By comparison, the team most closely mirroring Lakers success in that span is the San Antonio Spurs with four Finals appearances. From there, the next teams in line are Detroit, Boston, and New Jersey, each with two Finals appearances.
Lakers fans have become so accustomed to success and been so spoiled by it they’re hardly any louder than your average frat party—even in playoff games.
Well, the movie stars got an earful yesterday.
Every play in the Lakers' favor was met with raucous approval. The crowd finally started to relax only after the Lakers built their lead to an insurmountable 27 points in the third quarter.

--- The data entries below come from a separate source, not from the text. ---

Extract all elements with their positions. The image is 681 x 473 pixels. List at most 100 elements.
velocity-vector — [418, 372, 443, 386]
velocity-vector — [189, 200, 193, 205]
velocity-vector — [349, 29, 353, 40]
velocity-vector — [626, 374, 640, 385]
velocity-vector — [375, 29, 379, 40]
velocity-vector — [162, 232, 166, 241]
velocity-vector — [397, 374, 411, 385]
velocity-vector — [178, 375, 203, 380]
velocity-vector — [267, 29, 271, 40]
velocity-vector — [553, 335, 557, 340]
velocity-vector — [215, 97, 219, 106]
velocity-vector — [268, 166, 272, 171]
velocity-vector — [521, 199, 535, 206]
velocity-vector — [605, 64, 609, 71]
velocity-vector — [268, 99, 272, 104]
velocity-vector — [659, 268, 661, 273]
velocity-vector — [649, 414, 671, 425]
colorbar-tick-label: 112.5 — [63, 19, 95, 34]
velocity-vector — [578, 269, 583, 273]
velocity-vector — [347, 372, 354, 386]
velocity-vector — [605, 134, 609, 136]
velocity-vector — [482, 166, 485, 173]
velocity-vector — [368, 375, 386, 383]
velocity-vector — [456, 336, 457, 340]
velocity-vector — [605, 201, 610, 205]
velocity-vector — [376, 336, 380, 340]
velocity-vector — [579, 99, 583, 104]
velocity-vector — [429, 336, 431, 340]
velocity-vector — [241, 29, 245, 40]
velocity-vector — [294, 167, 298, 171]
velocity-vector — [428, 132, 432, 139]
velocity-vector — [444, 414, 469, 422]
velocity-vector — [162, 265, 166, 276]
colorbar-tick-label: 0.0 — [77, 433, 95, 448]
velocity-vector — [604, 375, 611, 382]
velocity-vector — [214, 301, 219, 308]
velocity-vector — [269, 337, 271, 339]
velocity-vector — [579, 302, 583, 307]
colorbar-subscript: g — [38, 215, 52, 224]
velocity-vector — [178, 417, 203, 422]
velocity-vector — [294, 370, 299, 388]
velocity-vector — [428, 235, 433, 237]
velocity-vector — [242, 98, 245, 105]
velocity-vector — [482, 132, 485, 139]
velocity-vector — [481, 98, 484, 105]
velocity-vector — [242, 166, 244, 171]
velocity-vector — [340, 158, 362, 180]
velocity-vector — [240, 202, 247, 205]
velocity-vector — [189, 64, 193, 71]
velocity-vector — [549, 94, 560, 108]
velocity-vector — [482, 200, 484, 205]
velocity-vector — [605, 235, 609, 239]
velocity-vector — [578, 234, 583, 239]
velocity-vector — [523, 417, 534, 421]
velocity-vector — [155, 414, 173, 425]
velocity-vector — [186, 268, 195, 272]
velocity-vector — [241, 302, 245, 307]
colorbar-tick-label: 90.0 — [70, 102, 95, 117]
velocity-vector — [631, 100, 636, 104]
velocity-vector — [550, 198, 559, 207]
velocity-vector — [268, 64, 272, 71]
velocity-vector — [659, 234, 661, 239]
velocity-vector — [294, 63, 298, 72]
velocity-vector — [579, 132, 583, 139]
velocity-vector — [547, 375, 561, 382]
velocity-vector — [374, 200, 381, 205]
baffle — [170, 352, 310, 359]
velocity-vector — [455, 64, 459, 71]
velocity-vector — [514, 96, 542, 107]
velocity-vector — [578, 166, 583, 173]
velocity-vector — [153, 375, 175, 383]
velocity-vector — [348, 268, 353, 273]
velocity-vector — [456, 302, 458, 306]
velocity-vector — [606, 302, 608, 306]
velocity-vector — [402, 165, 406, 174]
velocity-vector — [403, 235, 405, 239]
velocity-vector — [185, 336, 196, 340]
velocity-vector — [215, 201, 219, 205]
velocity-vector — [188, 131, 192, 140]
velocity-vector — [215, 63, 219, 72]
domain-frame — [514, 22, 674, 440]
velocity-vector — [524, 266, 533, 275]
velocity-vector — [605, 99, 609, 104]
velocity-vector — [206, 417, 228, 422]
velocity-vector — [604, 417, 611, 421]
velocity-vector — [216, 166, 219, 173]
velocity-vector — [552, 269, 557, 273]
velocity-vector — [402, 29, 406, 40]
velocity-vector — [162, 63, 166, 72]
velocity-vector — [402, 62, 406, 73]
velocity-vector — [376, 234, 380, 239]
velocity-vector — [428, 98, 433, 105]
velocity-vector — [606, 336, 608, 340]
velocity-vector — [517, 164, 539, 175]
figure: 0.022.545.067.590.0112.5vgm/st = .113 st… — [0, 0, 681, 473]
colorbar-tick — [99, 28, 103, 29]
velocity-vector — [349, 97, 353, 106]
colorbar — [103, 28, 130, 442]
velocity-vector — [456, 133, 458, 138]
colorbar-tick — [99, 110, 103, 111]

The Lakers bench seemed to thrive off the home-court environment the most, outscoring the Celtic bench to an unprecedented 24-0 rout.
Fortunately for the Lakers, the crowd at Staples won’t be any less rowdy during the first Finals Game Seven in the 11-year-old building’s already grand history.
Though the Lakers' 17 total assists in Game Six wasn’t groundbreaking, it didn’t have to be. It was a much better performance than the putrid 12 total assists the team saw in Game Five.
Even though the stat sheet only showed a five-assist differential between the games, there’s no question that the Lakers were much better at spreading the ball. Not only were the Lakers able to involve their bench, but they were finally able to get Pau Gasol going.
The large number of touches Pau Gasol received enabled him to both score and be an offensive catalyst.
Gasol's precision passing in the game, which resulted in his postseason-high nine assists, forced the Celtics to abandon their double-teaming defensive schemes as Gasol took advantage of Kevin Garnett’s single coverage all night long.
Coming into Game Six, the Lakers hadn’t faced an elimination game in over a year.
Maybe they had forgotten what it felt like. Maybe they just needed the push.
Maybe they had forgotten they actually were capable of losing. If you were watching Game Five, you know that anyone would be hard pressed to argue that conclusion.
In Game Five, the Lakers looked like a team of sub-par role players incapable of doing anything but watching their leader go to work. They looked like...the Cleveland Cavaliers.
Glad that’s over.
The Lakers weren’t able to bounce back with a dominant performance because they did any singular thing particularly well. They shot only 41 percent from the floor, scored only 89 points, and the 17 assists they posted were three under their postseason average.
Sure, the Celtics shot only 33 percent, but they also missed a ton of easy looks at the basket. Yes, the Lakers beat out the Celtics by a 13-rebound margin, but many of those rebounds weren’t grabbed cleanly.
So, what exactly was the biggest difference for the Lakers?
They fought tooth-and-nail for virtually every rebound they collected, they were an inch quicker than the Celtics to various loose balls, they got into the Celtics’ heads with their physical play, and they fed off Kobe Bryant’s excellent decision making and the suddenly bloodthirsty crowd at Staples.
The Lakers fought like their legacies depended on the series’ outcome, and, well, they did and still do.
Going into Game Seven, all of the aforementioned themes (including the harsh but truthful No. 1) will determine whether the Lakers claim a second consecutive NBA Championship title or whether the Celtics deface the Staples Center by claiming the NBA title on the Lakers’ centerpiece logo.